OK so now the big moment, we throw the switch to open.

Now the switch is open is there a path for any further current to leave a battery terminal, pass round a complete circuit and back to the battery?

19. ### kristapsdreija Thread Starter New Member

Apr 15, 2014
18
0
No, the circuit is broken, the power supply stops supplying current to the circuit and the only remaining current in the circuit is that which is stored in the capacitor.
P.S. does it makes a difference weather the switch is on the positive side of the power supply or the negative? (in my task it is between the power source and R1) . Oh, and I have to find the current function through the resistor R2 !

Thank you very much, I sincerely did not expect to get so much help! You guys are awesome!

20. ### WBahn Moderator

Mar 31, 2012
20,076
5,666
Not true at all. In a capacitor with a sinusoidal signal, the current through the capacitor is at its peak when the voltage across it is zero. For a capacitor,

i = C(dv/dt)

Setting i=0 only forces dv/dt to be zero and places no constraint at all on the magnitude of v, just that whatever it is, including zero, that it not be changing. Similarly, setting i≠0 only imposes the constraint that the voltage does have to be changing while imposing no constraint on what it's magnitude is, including it being zero (but changing).
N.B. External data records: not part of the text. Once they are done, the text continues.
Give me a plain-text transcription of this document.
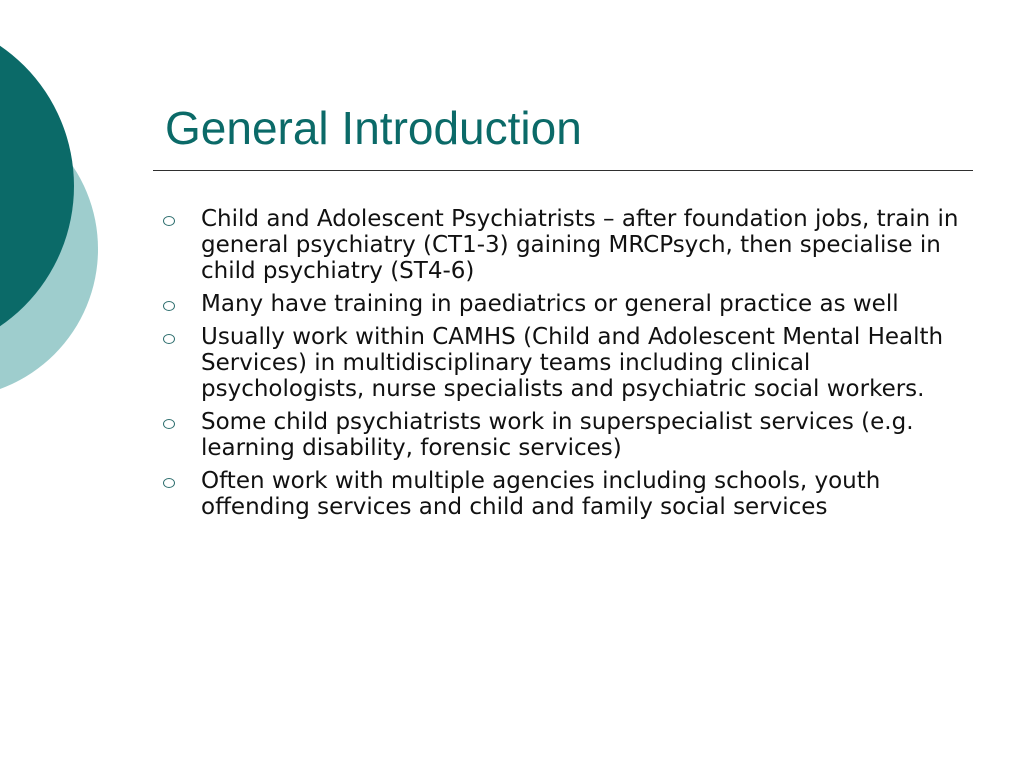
General Introduction
Child and Adolescent Psychiatrists – after foundation jobs, train in general psychiatry (CT1-3) gaining MRCPsych, then specialise in child psychiatry (ST4-6)
Many have training in paediatrics or general practice as well
Usually work within CAMHS (Child and Adolescent Mental Health Services) in multidisciplinary teams including clinical psychologists, nurse specialists and psychiatric social workers.
Some child psychiatrists work in superspecialist services (e.g. learning disability, forensic services)
Often work with multiple agencies including schools, youth offending services and child and family social services
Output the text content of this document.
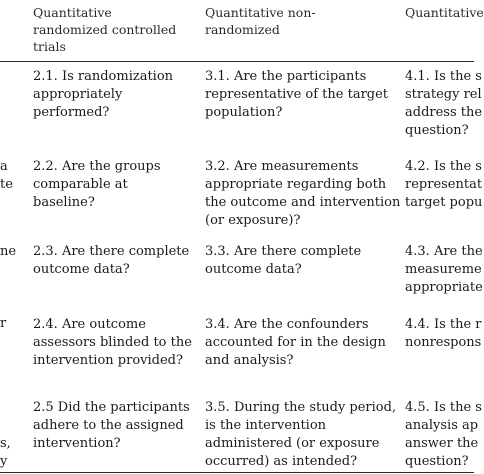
Quantitative
randomized controlled
trials
Quantitative non-
randomized
Quantitative
a
te
ne
r
s,
y
2.1. Is randomization
appropriately
performed?
3.1. Are the participants
representative of the target
population?
4.1. Is the s
strategy rel
address the
question?
2.2. Are the groups
comparable at
baseline?
3.2. Are measurements
appropriate regarding both
the outcome and intervention
(or exposure)?
4.2. Is the s
representat
target popu
2.3. Are there complete
outcome data?
3.3. Are there complete
outcome data?
4.3. Are the
measureme
appropriate
2.4. Are outcome
assessors blinded to the
intervention provided?
3.4. Are the confounders
accounted for in the design
and analysis?
4.4. Is the r
nonrespons
2.5 Did the participants
adhere to the assigned
intervention?
3.5. During the study period,
is the intervention
administered (or exposure
occurred) as intended?
4.5. Is the s
analysis ap
answer the
question?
The ONE situation in which the current through a capacitor is zero is when the voltage across it is not changing.

It's confusing when you are using a schematic that you've made up that doesn't use the same definitions of the variables that the OP's schematic uses. He is looking for HIS I2, not YOUR I2. His I2, per his schematic (supplied in Post #4) is the current flowing downward through R2, which is the 1.3kΩ resistor in parallel with the cap.